There was only the tiniest of queues for the non-EU passport control, so no one had the chance to rage or tweet about Brexit.
Staff were on hand to help, directing people to baggage reclaim, while more were outside the exits guiding travellers to the Heathrow Express and the new Elizabeth Line (magnificent feat of engineering).
And it’s fast, traversing London from Heathrow to Liverpool Street station took less than an hour.
What a change not to moan about the state of Blighty. When we build these big projects, we do them brilliantly. Just need more of them.
No wonder Heathrow reports one of the busiest starts to the year since 2020 with more than 5.4m passengers travelling in January. John Holland-Kaye, the outgoing chief executive, is right, saying the airport is back to its best.
Even his claim that 98 per cent of travellers waiting less than ten minutes to pass security last month is believable.

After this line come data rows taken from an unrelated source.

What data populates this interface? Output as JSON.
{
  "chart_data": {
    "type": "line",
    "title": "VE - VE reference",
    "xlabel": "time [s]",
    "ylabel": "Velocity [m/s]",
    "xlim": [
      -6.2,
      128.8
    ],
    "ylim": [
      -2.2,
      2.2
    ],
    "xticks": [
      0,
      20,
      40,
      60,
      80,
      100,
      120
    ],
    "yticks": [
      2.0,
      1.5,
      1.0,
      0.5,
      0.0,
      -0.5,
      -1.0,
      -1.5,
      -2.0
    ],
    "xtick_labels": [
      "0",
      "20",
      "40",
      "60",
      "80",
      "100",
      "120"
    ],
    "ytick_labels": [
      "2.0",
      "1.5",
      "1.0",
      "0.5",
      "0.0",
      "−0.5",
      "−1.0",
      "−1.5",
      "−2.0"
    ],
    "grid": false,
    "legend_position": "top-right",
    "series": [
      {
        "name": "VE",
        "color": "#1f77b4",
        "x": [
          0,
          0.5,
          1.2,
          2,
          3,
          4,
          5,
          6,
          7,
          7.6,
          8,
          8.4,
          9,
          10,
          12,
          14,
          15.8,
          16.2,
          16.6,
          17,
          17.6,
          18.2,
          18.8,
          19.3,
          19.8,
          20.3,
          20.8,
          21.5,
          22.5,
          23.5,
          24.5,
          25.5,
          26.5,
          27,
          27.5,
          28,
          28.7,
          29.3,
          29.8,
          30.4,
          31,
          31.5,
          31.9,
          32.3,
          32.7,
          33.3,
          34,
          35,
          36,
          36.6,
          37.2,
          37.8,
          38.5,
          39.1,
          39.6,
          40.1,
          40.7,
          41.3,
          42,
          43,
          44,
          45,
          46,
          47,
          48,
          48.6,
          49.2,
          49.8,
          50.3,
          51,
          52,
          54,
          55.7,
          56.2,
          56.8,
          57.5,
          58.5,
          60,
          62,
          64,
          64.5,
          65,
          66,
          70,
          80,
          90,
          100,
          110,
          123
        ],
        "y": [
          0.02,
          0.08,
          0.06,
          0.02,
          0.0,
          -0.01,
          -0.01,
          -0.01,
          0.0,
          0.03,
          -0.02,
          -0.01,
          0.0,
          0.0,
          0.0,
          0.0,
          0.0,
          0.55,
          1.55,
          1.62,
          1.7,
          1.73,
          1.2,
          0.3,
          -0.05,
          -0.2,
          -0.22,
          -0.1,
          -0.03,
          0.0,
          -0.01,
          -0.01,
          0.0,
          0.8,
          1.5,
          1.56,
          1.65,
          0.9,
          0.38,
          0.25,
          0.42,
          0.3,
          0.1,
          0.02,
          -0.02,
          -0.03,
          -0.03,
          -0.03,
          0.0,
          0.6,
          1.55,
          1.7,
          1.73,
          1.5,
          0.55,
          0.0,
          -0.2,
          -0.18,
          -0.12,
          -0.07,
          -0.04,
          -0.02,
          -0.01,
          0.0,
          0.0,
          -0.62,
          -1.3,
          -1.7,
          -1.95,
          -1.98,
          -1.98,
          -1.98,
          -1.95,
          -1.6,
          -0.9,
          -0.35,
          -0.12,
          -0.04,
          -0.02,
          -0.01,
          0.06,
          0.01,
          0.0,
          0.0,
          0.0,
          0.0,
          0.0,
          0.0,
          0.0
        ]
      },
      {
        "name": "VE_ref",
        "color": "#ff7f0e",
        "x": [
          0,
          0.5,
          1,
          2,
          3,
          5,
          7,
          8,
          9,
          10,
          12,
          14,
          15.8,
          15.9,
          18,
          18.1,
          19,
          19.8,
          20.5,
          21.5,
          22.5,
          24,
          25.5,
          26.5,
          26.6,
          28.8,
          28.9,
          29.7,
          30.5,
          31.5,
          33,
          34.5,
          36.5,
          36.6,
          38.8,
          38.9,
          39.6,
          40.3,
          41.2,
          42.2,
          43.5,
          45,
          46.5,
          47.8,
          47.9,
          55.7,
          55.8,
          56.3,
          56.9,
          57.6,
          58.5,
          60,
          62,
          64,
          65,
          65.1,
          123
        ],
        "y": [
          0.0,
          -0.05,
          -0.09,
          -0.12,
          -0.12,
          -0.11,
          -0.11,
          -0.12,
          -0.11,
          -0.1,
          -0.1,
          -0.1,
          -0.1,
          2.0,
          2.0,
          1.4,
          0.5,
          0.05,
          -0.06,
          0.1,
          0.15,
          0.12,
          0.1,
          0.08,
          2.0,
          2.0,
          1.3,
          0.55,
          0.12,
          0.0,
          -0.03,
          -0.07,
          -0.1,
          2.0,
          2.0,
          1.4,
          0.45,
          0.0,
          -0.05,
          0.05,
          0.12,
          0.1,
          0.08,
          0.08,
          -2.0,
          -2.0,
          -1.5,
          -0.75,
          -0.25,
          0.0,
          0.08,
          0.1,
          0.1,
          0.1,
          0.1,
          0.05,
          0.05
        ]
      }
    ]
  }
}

Interesting too that the most popular destination last month was the EU with 1.6m passengers. Those queues don’t seem to have put anyone off travelling to the continent after all.
Holland-Kaye, who was much criticised during the lockdowns, is leaving on a high. The much-maligned BA isn’t doing too badly either. Only the third runway to sort out now.
Give it some welly
Hunter Boot has changed hands more times than most of us buy wellies in a lifetime.
Yet Hunter is doing so nicely that its private-equity owners are looking for new financing ahead of a sale.
Let’s hope that Hunter now finds a British owner suited to its royal warrant. One for Next?